I had never been on horseback. The boys and girls who rode in the games and races for Telina brought a steady mare for me to ride and boosted me up to her back and put the rein in my hand, and off we went. I felt like the wild swan. That was pure joy. And I could share it with the other young people; we were all joined by the good feeling of the party and the excitement of the games and races and the beauty and passion of the horses, who thought it was all their festival. The mare taught me how to ride that day, and I was on horseback all night dreaming, and the next day, rode again; and on the third day I rode in a race, on a roan colt from a household in Chukulmas. The colt ran second in the big race when I rode him and ran first in the match race when the boy who had raised him rode him. In all that glory of festival and riding and racing and friendship, I left my childhood most joyously, but also I went out of my House, and got lost from too much being given me at once. I gave my heart to the red colt I rode and to the boy who rode him, a brother of the Serpentine of Chukulmas.

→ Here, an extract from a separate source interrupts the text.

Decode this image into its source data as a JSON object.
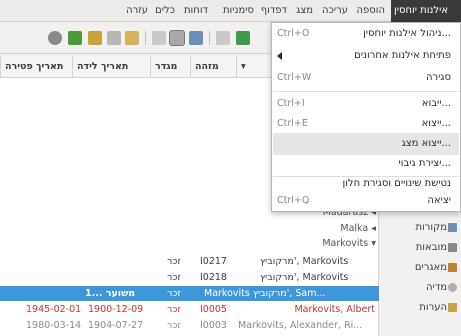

It was a long time ago and not his fault or doing; he did not know it. The word I write is my word; to myself let it be brought back.

So the Summer games were over in our town and the horse riders went off downriver to Madidinou and Ounmalin; and there I was, a thirteen-year-old woman and afoot.

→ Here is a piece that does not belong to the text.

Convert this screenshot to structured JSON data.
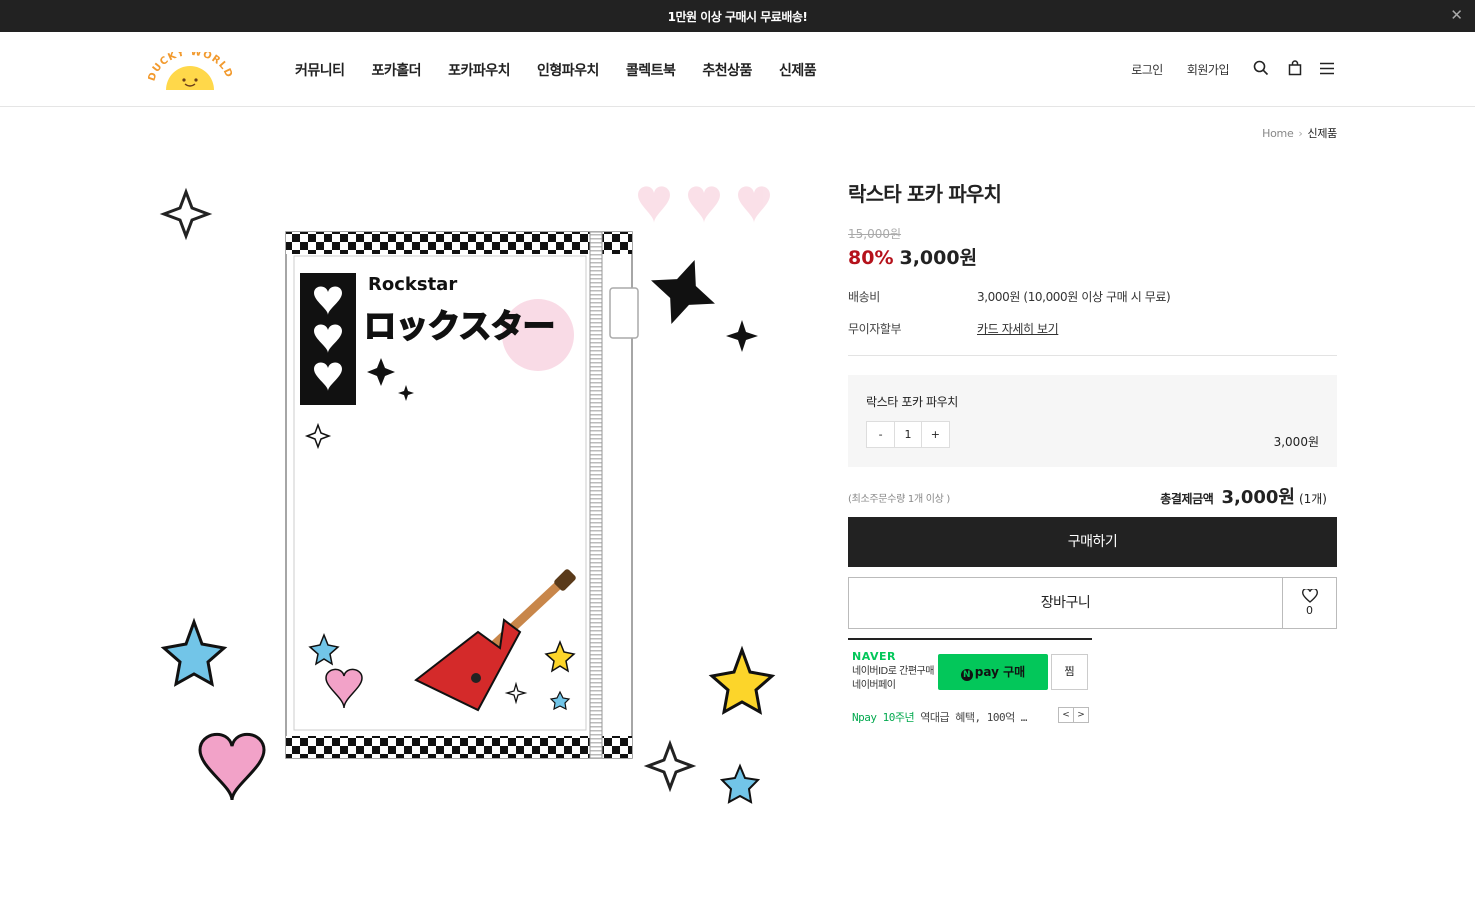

I wore the undyed clothing I had been making all the year before, and I went often to the Blood Lodge, learning the songs and mysteries. Young people who had been friendly to me at the games remained friends, and when they found I longed to ride, they shared the horses of their households with me. I learned to play vetulou and helped with caring for the horses, who were stabled and pastured then northwest of Moon Creek in Halfhoof Pasture and on Butt Hill. I said at the Doctors Lodge that I wanted to learn horse doctoring, and so they sent me to learn that art by working with an old man, Striffen, who was a great doctor of horses and cattle, I would listen to him. He used different kinds of noises, words

like the matrix words of songs, and different kinds of silences and breathing; and so did the animals. But I never could understand what they were saying.

Once when I came to the Obsidian heyimas for a Blood Lodge singing, a woman, I thought her old then, named Milk, met me in the passage. She looked at me with eyes as sharp and blind as a snake's eyes and said, "What are you here for?"

I answered her, "For the singing," and hurried by, but I knew that was not what she had asked.